She liked to pick beans when her father sat near reading aloud to her. He had promised to read to-night "How the water comes down from Lodore," but she knew her mother's mood too well to hope for such a pleasure to-night.

When her mother was cross, she wasn't willing for anybody to have anything.

But she couldn't take away what she had learned of it; the child hugged herself with the thought repeating gleefully:—

"Then first came one daughter,
And then came another,
To second and third
The request of their brother,
And to hear how the water
Comes down at Lodore,
With its rush and its roar—"

"Dorothy, stop!" commanded her mother. "That muttering makes me wild. It sounds like a lunatic."

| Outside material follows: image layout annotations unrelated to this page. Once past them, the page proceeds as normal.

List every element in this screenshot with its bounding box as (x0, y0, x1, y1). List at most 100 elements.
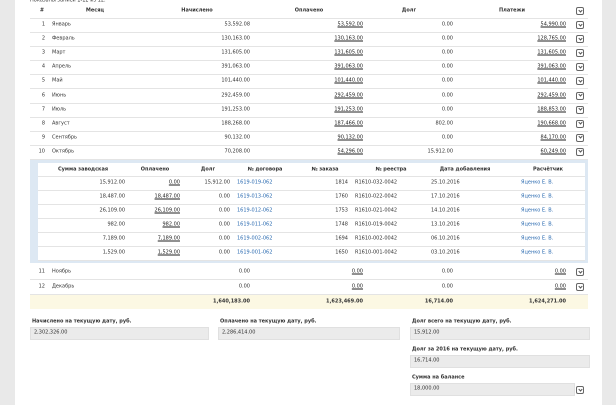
detail-cell[interactable]: Яценко Е. В. (521, 249, 554, 256)
detail-cell[interactable]: Яценко Е. В. (521, 207, 554, 214)
cell[interactable]: 187,466.00 (334, 120, 363, 127)
field-value: 15,912.00 (414, 329, 440, 336)
detail-cell[interactable]: 1619-019-062 (237, 179, 273, 186)
row-number: 6 (41, 92, 45, 98)
row-action[interactable] (576, 147, 584, 156)
cell[interactable]: 130,163.00 (334, 35, 363, 42)
row-number: 8 (41, 120, 45, 127)
detail-cell: 7,189.00 (102, 235, 125, 242)
detail-cell[interactable]: 1619-011-062 (237, 221, 273, 228)
detail-header: № договора (247, 166, 283, 173)
cell[interactable]: 128,765.00 (537, 35, 566, 42)
row-number: 11 (38, 268, 45, 275)
field-box (410, 327, 590, 340)
detail-cell: 17.10.2016 (431, 193, 460, 200)
row-action[interactable] (576, 386, 584, 394)
detail-cell[interactable]: Яценко Е. В. (521, 221, 554, 228)
detail-cell[interactable]: 26,109.00 (154, 207, 180, 214)
total-cell: 1,640,183.00 (212, 298, 250, 305)
month: Июнь (52, 92, 67, 98)
column-header: Платежи (499, 7, 525, 14)
month: Ноябрь (52, 268, 72, 275)
cell: 0.00 (441, 134, 453, 141)
detail-cell[interactable]: Яценко Е. В. (521, 235, 554, 242)
detail-cell[interactable]: Яценко Е. В. (521, 193, 554, 200)
cell[interactable]: 188,853.00 (537, 106, 566, 113)
cell[interactable]: 54,296.00 (337, 148, 363, 155)
detail-cell[interactable]: 1,529.00 (157, 249, 180, 256)
detail-cell[interactable]: 1619-013-062 (237, 193, 273, 200)
row-action[interactable] (576, 105, 584, 114)
detail-cell[interactable]: 1619-002-062 (237, 235, 273, 242)
field-value: 18,000.00 (414, 385, 440, 392)
cell[interactable]: 60,249.00 (540, 148, 566, 155)
month: Июль (52, 106, 67, 113)
cell[interactable]: 292,459.00 (537, 92, 566, 98)
detail-cell[interactable]: 18,487.00 (154, 193, 180, 200)
detail-cell[interactable]: 0.00 (168, 179, 180, 186)
cell[interactable]: 84,170.00 (540, 134, 566, 141)
detail-cell[interactable]: Яценко Е. В. (521, 179, 554, 186)
row-action[interactable] (576, 268, 584, 276)
row-action[interactable] (576, 49, 584, 58)
field-label: Оплачено на текущую дату, руб. (220, 318, 317, 325)
row-number: 2 (41, 35, 45, 42)
detail-cell: R1610-002-0042 (355, 235, 398, 242)
detail-cell: R1610-021-0042 (355, 207, 398, 214)
cell[interactable]: 0.00 (351, 268, 363, 275)
detail-cell: 1748 (335, 221, 348, 228)
row-action[interactable] (576, 35, 584, 44)
cell: 0.00 (441, 49, 453, 56)
total-cell: 1,624,271.00 (528, 298, 566, 305)
cell[interactable]: 131,605.00 (334, 49, 363, 56)
row-action[interactable] (576, 283, 584, 291)
total-cell: 1,623,469.00 (325, 298, 363, 305)
cell: 101,440.00 (221, 77, 250, 84)
detail-cell[interactable]: 1619-012-062 (237, 207, 273, 214)
cell[interactable]: 0.00 (351, 283, 363, 290)
cell[interactable]: 190,668.00 (537, 120, 566, 127)
cell: 0.00 (441, 92, 453, 98)
detail-cell: 06.10.2016 (431, 235, 460, 242)
row-action[interactable] (576, 7, 584, 15)
row-line (30, 130, 588, 132)
cell[interactable]: 391,063.00 (537, 63, 566, 70)
cell[interactable]: 0.00 (554, 268, 566, 275)
detail-cell[interactable]: 982.00 (162, 221, 181, 228)
row-action[interactable] (576, 133, 584, 142)
detail-cell: 0.00 (218, 193, 230, 200)
cell[interactable]: 131,605.00 (537, 49, 566, 56)
cell[interactable]: 54,990.00 (540, 21, 566, 28)
row-action[interactable] (576, 77, 584, 86)
detail-header: № реестра (375, 166, 407, 173)
month: Декабрь (52, 283, 75, 290)
cell[interactable]: 101,440.00 (334, 77, 363, 84)
row-action[interactable] (576, 119, 584, 128)
row-line (30, 144, 588, 146)
cell[interactable]: 101,440.00 (537, 77, 566, 84)
cell[interactable]: 391,063.00 (334, 63, 363, 70)
detail-cell[interactable]: 1619-001-062 (237, 249, 273, 256)
detail-cell: 0.00 (218, 249, 230, 256)
row-action[interactable] (576, 63, 584, 72)
cell[interactable]: 0.00 (554, 283, 566, 290)
detail-header: Сумма заводская (57, 166, 109, 173)
cell[interactable]: 90,132.00 (337, 134, 363, 141)
cell[interactable]: 191,253.00 (334, 106, 363, 113)
row-line (30, 46, 588, 48)
row-number: 1 (41, 21, 45, 28)
month: Сентябрь (52, 134, 77, 141)
cell[interactable]: 292,459.00 (334, 92, 363, 98)
detail-table (38, 163, 585, 260)
cell[interactable]: 53,592.00 (337, 21, 363, 28)
row-line (38, 246, 585, 247)
detail-cell: 1694 (335, 235, 348, 242)
detail-cell[interactable]: 7,189.00 (157, 235, 180, 242)
detail-cell: 0.00 (218, 221, 230, 228)
column-header: Начислено (181, 7, 213, 14)
month: Январь (52, 21, 71, 28)
row-action[interactable] (576, 21, 584, 29)
field-box (218, 327, 400, 340)
row-action[interactable] (576, 91, 584, 100)
cell: 0.00 (441, 63, 453, 70)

Dorothy's mouth shut itself tight; the flash of defiance from the big brown eyes her mother missed; her father's observant eyes noted it. There was always a sigh in his heart for Dorothy, for her naughtiness, and for the misery she was growing up to. The misery was as inevitable as the growing up. Once in his agony he had prayed the good Father to take the child before her heart was rent, or his own.

After the gleeful music ceased the chubby fingers moved wearily, the brown head drooped; there were tears as well as sleep in the eyes that seemed made to hold nothing but sunshine.

(Dorothy is in bed for the night.)

"Will you keep the door open so I can hear voices?" pleaded Dorothy.

"Why child, what ails you?" said the mother.